Taking this even farther, I don't believe the goal for Fare Gates is to make the customer's transportation experience better -- it isn't to make their lives more easier, safer, or more comfortable. It is to ensure they can implement more automation and reduce the man-power (guards) required to keep the operation going. This is just what needs to happen to run at their scale. So the question I have is will reducing the number of guards at each station make customers feel more safe? I doubt that.

Let's think for a second and say TransLink lays off 1,000 guards. Let's also assume that each guard is about $100,000 per year (base salary, vacation, health insurance, sick days, etc). That's $100,000,000 in savings with a $20,000,000 investment in automation (FareGates). Furthermore, I'd like to describe my perspective as a daily user.
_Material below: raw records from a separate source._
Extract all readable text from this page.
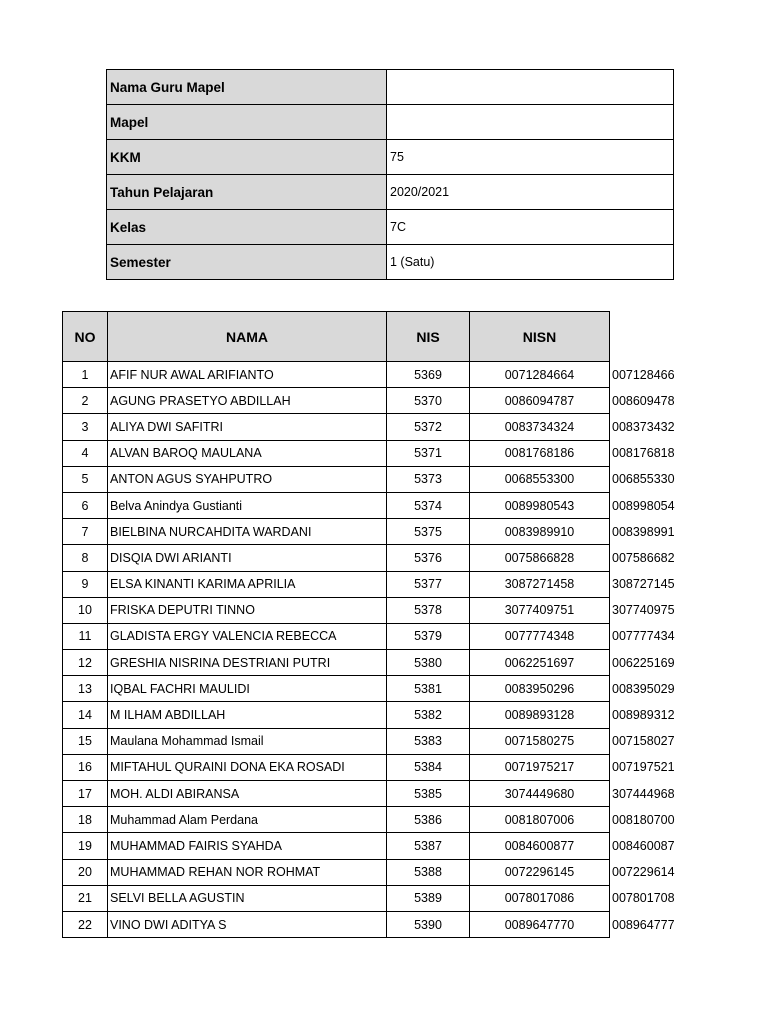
Nama Guru Mapel	
Mapel	
KKM	75
Tahun Pelajaran	2020/2021
Kelas	7C
Semester	1 (Satu)
NO	NAMA	NIS	NISN	
1	AFIF NUR AWAL ARIFIANTO	5369	0071284664	007128466
2	AGUNG PRASETYO ABDILLAH	5370	0086094787	008609478
3	ALIYA DWI SAFITRI	5372	0083734324	008373432
4	ALVAN BAROQ MAULANA	5371	0081768186	008176818
5	ANTON AGUS SYAHPUTRO	5373	0068553300	006855330
6	Belva Anindya Gustianti	5374	0089980543	008998054
7	BIELBINA NURCAHDITA WARDANI	5375	0083989910	008398991
8	DISQIA DWI ARIANTI	5376	0075866828	007586682
9	ELSA KINANTI KARIMA APRILIA	5377	3087271458	308727145
10	FRISKA DEPUTRI TINNO	5378	3077409751	307740975
11	GLADISTA ERGY VALENCIA REBECCA	5379	0077774348	007777434
12	GRESHIA NISRINA DESTRIANI PUTRI	5380	0062251697	006225169
13	IQBAL FACHRI MAULIDI	5381	0083950296	008395029
14	M ILHAM ABDILLAH	5382	0089893128	008989312
15	Maulana Mohammad Ismail	5383	0071580275	007158027
16	MIFTAHUL QURAINI DONA EKA ROSADI	5384	0071975217	007197521
17	MOH. ALDI ABIRANSA	5385	3074449680	307444968
18	Muhammad Alam Perdana	5386	0081807006	008180700
19	MUHAMMAD FAIRIS SYAHDA	5387	0084600877	008460087
20	MUHAMMAD REHAN NOR ROHMAT	5388	0072296145	007229614
21	SELVI BELLA AGUSTIN	5389	0078017086	007801708
22	VINO DWI ADITYA S	5390	0089647770	008964777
The fundamental problems (as a daily user of SkyTrain) are scale and safety. People think of TransLink as a fantastic way of getting between Surrey and Downtown Vancouver. It is; however, it comes with its own set of problems. Those problems include drug addicts / violent drunks causing problems on the train, civil disputes randomly starting, and gradual rising costs of monthly transportation passes.

I fully understand that when running a business, the most expensive resource in staying alive is the people. People are expensive. Moving forward, automation is the key to saving operational costs -- but I think that TransLink will need to be more vigilant than ever to ensure the safety of their customers and the scalability of the system as a whole. There are far too many people using SkyTrain during rush hour and customers need a way to feel safe and comfortable without costing an arm and a leg on monthly transportation passes.